Saturday, February 16, 2008
Marini's Silence Explained
Archbishop Marini being taken into rehab.
Commentators have been wondering about the apparent silence of Archbishop Marini, the former Papal MC and leading exponent of the "soft rock hits of the '70's." I can now reveal, from various sources close to the Vatican, the reason for the silence. Pope Benedict has insisted on a course of liturgical rehab of between three weeks to six months. All those given to 'Coco the Clown' style liturgies are now experiencing interventions. This is also the reason behind the recent quietness of Bishop Donald Fishperson. My sources tell me that the typical intervention occurs around 1.00am - with a crack squad of the Priestly Fraternity of St. Peter arriving in an unmarked vehicle. Armed with tazers (in the extraordinary form), they quickly subdue the liturgical bandits, blindfold them with old Mantillas and take them to rehab. Although the location is meant to be a secret, to deter Marty Haughen and the St. Louis Jesuits from attempting a rescue mission, the name "St. Guantanamo's Retreat" is believed to be the epicentre of operations.
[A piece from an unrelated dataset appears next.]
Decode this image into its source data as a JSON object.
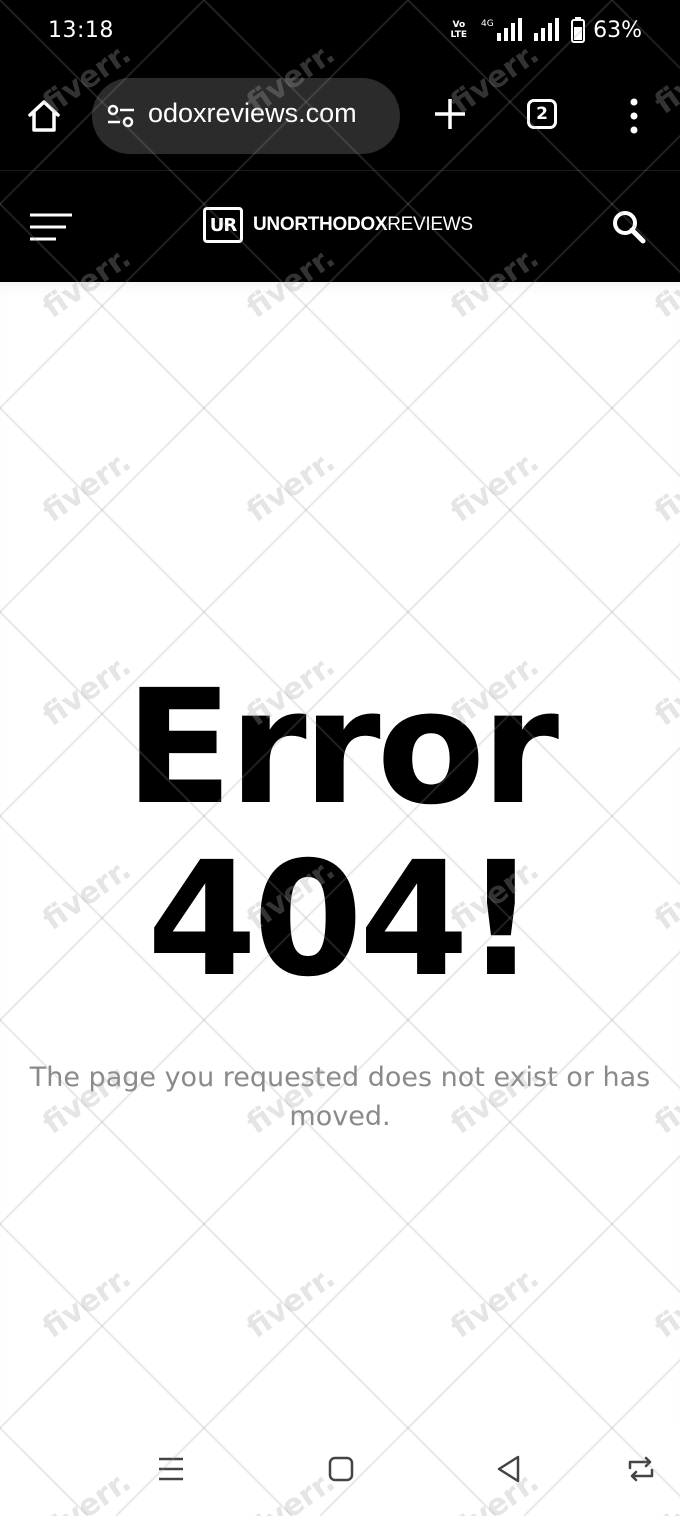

Run by the Institute of Christ the King Sovereign Priest, the rehab course is tough, and no-one leaves until they can say the Mass of Pope John XXIII by heart. There is some debate about whether certain techniques performed at St. Guantanamo are actually liturgical torture, but Pope Benedict is believed to feel that, after all the torture they put us through, a little bit of rough treatment may be in order. Among the techniques are: 1)Gregorian chant piped into their cells, 24 hours a day. 2) Liturgical 'water boarding,' consisting of a soaking with Holy Water while singing the "Asperges." 3) Wearing a maniple - even in the shower.
Marini's intervention took place last Saturday, shortly after he had returned from judging a 'Liturgical Dancing With the Stars' competition, sponsored by the Sisters of Mercy. As he was dragged into the back of the waiting vehicle by two burly Priestly Fraternity members in bullet-proof cassocks, Marini was heard to wail: "I'm not going to rehab, no, no, no."